Что, черт возьми, он несет?
Я быстро обернулась к нему в поисках объяснений. Арон предупреждающе поднял бровь, делая мне знак ничего не говорить.
– Ты ведь тоже в восторге от этого, любимая?
Я отчетливо услышала в его тоне «Даже не думай все испортить», будто он произнес это вслух.
Он что, сошел с ума?
– Ну, я…
– Ты, Матильда, самый необыкновенный человек в моей жизни. – Он выдавил фальшивую улыбку. – Ты – редкий и драгоценный дар, и рядом с тобой я считаю себя самым счастливым человеком в мире. Я хотел бы, чтобы так было каждую секунду, всегда. В конце концов, по-другому и быть не могло.
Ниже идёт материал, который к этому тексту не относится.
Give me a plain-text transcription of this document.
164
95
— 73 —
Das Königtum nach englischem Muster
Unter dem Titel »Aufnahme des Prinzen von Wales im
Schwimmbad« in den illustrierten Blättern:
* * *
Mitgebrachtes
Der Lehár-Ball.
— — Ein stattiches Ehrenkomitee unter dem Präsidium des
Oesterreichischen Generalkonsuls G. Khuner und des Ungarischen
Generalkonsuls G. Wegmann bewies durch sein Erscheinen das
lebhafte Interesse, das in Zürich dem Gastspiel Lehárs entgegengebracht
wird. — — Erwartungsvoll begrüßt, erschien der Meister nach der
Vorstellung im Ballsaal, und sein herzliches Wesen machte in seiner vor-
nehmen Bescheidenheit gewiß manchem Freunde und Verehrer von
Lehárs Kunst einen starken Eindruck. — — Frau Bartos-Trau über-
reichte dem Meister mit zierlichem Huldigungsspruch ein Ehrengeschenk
Из нашей чистой любви могут возникнуть только самые чистые чувства.
Он произнес все это таким слащавым голосом, что мне захотелось его придушить.
За десять лет он ни разу не говорил мне ничего подобного. Да мы никогда и не были такой парой. Мы, скорее, жили от «Сегодня я терплю тебя больше, чем вчера» до «Знаешь что? Думаю, я терплю тебя больше, чем ты меня».
– Что ж, значит, я могу рассчитывать на ваше содействие в рекламной кампании?
– Мы в твоем распоряжении, Леонардо, – ответил мужчина, сидящий рядом со мной.
Тот, который, как я считала, был любовью всей моей жизни. С которым я рассталась прошлой ночью. И который, стоило кому-то посулить гору денег, немедленно принес мне ложную клятву в вечной любви.
– Замечательно. Мы сообщим вам при первой же возможности, каков дальнейший план действий. Будьте наготове, ладно?
– Считайте, что уже.
Россетти-младший с довольным видом встал. Арон поднялся ему навстречу. Но я обессиленно сидела на диване, гадая, что, черт возьми, за последний час пошло не так. Но чем больше я об этом думала, тем больше понимала, что исправить уже ничего нельзя: все пошло не так.
И это не шутка.
Это правда.
Огромная, эпическая катастрофа.
Глава 5
Арон
– О чем ты, черт тебя дери, только думал?
Это первые слова, которые сказала мне Матильда, как только мы остались в кабинете наедине.
Наши сотрудники оживленно обсуждали новости, но замолчали, стоило им увидеть, как она на всех парах влетела в офис с поднятой рукой и нетипичным безапелляционным «Позже!», а потом бросились в коридор.
Забаррикадировавшись вместе со мной в кабинете, она швырнула сумку на стол и мрачно скрестила руки на груди.
Отдаю ей должное: она сдерживалась на протяжении всей – весьма продолжительной – поездки, прежде чем взорваться. В ее случае это не было само собой разумеющимся.
– АРОН! Соизволишь ли ты говорить? Или делаешь это только тогда, когда врешь?
Со всем возможным спокойствием я отодвинул крутящееся кресло и сел за свой рабочий стол. Потянулся за мячиком для снятия стресса, но Матильда меня опередила и бросила его в мусорную корзину.
– Так что?
Изображая несвойственную мне расслабленность, я достал из ящика принтера лист бумаги А4 и начал складывать из него самолетик.
– Не понимаю, что я должен объяснять. Или, может быть, все эти годы я тебя переоценивал?
– Ты сумасшедший.
– О, вот как? Неужели?
– ДА! ТЫ НЕ ИМЕЕШЬ ПРАВА! ТЫ НЕ МОЖЕШЬ… – закричала она, но потом, вспомнив, что стены здесь сделаны из папиросной бумаги, понизила голос до заговорщического шепота: – Ты не можешь вот так… вот так…
– …Вот так сказать тому парню в костюме, что мы любим и безмерно ценим друг друга, потому что всех устраивает именно такая реальность?
Огоньки, вспыхивающие в ее взгляде, прекрасно сочетались с пламенно-рыжим цветом волос.
– И это все, что для тебя важно? Что ситуация всех устраивает?
– Ну… – начал я нерешительно.
– Мы же обо всем договорились! И ты продал нас – за что? За две монетки?
Я опустил бумажный самолетик на столешницу, заставляя себя на время зарыть топор войны.